Miss Houselander on modern man:
“He thinks that his bewilderment is caused by lack of knowledge about himself, but here man is wrong; the real source of his bewilderment is lack of knowledge about God…
“Man is constantly haunted by the fear that if he is not loved, he will cease to be; this is not a delusion, it is the truth.  If he were not loved, he would cease to be; he exists only because God wills him to be, and keeps him in being, that he may be the object of his own creative love.”

Monday, May 7, 2012

"Nothing in his [decade in Congress] / Became him like the leaving it"

The late Jesuit priest, Robert Drinan, was elected to the U.S. House two years before the Roe v. Wade decision.  During his tenure, Father Drinan (though claiming to be personally aghast at the practice) often spoke up in support of a mother’s freedom to abort.  An evangelical leader such as Jerry Falwell seemed more scandalized at the priest’s stance than Jesuit leaders or Cardinal Medeiros of Boston. 
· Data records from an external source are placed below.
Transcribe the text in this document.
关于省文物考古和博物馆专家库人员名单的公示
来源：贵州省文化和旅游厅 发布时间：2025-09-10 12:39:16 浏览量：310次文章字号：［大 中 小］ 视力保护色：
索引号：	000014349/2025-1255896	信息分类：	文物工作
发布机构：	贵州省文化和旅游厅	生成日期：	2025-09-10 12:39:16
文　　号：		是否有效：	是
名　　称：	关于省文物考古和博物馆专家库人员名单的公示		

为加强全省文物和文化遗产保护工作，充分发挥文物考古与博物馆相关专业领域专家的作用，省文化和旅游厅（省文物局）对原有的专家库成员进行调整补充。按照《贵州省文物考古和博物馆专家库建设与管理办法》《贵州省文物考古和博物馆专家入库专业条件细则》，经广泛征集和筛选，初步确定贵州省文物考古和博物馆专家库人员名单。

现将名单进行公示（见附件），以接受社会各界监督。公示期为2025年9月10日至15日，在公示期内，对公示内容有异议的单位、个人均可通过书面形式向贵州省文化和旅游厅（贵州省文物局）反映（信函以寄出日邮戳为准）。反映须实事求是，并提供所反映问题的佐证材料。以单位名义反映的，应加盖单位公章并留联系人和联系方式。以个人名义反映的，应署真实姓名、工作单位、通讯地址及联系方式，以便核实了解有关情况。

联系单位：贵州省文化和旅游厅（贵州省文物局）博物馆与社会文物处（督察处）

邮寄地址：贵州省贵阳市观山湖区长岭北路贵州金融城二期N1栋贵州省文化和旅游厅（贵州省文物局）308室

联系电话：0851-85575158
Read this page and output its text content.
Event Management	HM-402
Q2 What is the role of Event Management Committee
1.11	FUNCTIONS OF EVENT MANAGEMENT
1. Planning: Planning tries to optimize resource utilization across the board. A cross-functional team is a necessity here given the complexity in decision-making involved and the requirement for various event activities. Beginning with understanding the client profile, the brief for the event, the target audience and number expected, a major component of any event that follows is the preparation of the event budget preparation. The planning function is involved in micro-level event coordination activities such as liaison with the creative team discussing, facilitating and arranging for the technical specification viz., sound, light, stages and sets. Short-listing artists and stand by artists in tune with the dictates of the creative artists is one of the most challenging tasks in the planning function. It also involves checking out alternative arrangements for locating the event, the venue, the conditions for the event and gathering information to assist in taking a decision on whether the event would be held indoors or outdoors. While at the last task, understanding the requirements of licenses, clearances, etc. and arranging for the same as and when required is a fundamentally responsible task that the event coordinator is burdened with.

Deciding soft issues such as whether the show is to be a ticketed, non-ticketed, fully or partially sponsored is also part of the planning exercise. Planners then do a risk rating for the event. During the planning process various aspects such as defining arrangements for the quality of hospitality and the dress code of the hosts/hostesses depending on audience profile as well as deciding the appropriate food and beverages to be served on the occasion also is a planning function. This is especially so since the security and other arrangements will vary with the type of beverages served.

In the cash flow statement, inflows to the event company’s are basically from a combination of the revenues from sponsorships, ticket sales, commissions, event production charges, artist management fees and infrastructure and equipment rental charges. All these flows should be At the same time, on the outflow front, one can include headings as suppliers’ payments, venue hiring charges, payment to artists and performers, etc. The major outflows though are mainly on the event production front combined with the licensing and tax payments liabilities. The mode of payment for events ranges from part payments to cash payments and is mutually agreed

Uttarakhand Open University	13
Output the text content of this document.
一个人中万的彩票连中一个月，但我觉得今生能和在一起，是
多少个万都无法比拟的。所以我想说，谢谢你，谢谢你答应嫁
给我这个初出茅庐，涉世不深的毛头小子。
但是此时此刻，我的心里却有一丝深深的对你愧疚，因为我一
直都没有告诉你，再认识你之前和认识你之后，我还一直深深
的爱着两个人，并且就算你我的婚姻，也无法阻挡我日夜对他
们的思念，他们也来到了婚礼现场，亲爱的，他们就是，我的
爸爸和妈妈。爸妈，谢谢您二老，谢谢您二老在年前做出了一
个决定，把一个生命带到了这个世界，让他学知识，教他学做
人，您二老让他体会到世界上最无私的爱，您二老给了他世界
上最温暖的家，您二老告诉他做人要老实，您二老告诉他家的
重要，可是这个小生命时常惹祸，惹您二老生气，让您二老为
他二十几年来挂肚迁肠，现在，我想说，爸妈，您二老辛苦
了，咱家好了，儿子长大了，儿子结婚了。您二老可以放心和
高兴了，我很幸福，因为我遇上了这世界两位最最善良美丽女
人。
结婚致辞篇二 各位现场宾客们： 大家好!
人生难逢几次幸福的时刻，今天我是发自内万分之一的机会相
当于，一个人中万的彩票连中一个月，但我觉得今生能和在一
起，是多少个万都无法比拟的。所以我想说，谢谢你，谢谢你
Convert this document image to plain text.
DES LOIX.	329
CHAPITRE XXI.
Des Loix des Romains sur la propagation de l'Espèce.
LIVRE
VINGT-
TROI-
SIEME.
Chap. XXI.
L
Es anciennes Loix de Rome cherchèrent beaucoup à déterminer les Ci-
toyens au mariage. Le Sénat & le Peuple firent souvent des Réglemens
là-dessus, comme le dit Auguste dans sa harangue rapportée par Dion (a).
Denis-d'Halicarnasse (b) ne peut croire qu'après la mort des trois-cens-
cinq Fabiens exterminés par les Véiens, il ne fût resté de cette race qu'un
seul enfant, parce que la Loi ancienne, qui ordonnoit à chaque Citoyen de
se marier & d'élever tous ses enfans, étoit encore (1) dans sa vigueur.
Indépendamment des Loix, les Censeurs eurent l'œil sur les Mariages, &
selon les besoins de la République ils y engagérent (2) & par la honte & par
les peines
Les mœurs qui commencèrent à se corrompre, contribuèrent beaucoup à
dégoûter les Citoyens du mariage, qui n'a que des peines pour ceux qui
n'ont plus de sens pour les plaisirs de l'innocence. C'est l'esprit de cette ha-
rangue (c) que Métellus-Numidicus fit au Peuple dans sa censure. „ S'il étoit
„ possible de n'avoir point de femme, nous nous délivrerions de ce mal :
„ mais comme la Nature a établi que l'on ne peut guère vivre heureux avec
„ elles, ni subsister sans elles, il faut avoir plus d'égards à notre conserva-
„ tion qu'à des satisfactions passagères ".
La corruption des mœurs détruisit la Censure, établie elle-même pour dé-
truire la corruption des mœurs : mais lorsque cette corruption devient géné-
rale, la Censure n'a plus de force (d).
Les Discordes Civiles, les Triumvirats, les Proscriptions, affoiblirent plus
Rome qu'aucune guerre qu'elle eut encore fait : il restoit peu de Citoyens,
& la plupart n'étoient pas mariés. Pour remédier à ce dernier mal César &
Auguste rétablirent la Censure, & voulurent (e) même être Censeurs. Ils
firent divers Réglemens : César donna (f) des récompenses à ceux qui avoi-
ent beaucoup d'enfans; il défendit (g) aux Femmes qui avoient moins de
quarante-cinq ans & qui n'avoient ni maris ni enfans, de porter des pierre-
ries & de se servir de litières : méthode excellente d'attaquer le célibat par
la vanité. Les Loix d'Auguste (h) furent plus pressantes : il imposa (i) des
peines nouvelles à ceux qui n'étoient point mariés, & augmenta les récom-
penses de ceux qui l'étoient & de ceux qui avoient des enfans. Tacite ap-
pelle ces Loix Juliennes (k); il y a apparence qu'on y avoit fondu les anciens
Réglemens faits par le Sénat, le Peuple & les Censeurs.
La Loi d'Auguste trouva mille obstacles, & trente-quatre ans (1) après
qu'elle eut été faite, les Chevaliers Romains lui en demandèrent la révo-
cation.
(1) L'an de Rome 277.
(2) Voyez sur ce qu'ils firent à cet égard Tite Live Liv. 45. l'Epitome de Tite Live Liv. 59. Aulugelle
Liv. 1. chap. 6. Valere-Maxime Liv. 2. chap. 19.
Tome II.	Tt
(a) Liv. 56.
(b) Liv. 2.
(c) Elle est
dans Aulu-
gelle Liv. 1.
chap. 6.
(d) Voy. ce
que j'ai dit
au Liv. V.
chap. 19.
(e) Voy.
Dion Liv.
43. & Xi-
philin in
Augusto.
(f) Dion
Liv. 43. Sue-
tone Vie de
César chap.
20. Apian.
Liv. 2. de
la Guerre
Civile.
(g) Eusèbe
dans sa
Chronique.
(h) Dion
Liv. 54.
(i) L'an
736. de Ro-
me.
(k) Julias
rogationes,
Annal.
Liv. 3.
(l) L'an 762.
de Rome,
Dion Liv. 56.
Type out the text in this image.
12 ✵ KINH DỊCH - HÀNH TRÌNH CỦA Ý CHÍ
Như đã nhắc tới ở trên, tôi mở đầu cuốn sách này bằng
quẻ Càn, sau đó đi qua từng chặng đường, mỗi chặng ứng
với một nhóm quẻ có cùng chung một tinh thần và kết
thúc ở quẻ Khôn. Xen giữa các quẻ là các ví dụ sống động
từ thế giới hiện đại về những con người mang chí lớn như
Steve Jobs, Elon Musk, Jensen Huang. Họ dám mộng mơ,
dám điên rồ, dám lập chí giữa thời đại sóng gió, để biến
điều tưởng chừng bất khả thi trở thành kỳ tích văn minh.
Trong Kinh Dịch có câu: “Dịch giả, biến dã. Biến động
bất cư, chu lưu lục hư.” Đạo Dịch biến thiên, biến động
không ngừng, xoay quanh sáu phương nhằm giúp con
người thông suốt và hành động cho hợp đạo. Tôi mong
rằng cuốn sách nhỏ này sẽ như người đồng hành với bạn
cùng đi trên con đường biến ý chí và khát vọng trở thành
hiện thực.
Eventually, though, the Vatican forbade him from running for re-election.  Urged by many of his supporters to disregard the edict, Father Drinan showed no hesitation in displaying his nobler side:  "That would be unthinkable."

The tragedy of the nuns – such as this angry and confused sister in Saint Paul – who are currently facing off against Pope Benedict and the American bishops is that they are breaking faith with Drinan and Dorothy Day and earlier radicals.  They seem determined to send themselves to Coventry.

Wednesday, May 2, 2012

Maybe not the best guide to recovering masculine solidarity

The videos and talks of Father Robert Barron are often very impressive – such as this commentary on gender, and how best to steer a boy toward manhood.

Sometimes, though, Barron concedes way too much to trendy progressivism.  Why would he laud Father Richard Rohr as some kind of model of masculinity?

Rohr and his meditation center in New Mexico are hip-deep in a witch’s brew of enneagrams and strident disdain for the teachings of the Catholic Church.  If Rome did a bit more in reining in priests like him, the number of nuns turning feminist somersaults would be fewer.

One further aspect of the kookiness of Father Rohr: he has sung the praises of Eckhart Tolle, a spooky German mystic who is guru to Oprah and other Hollywood folks.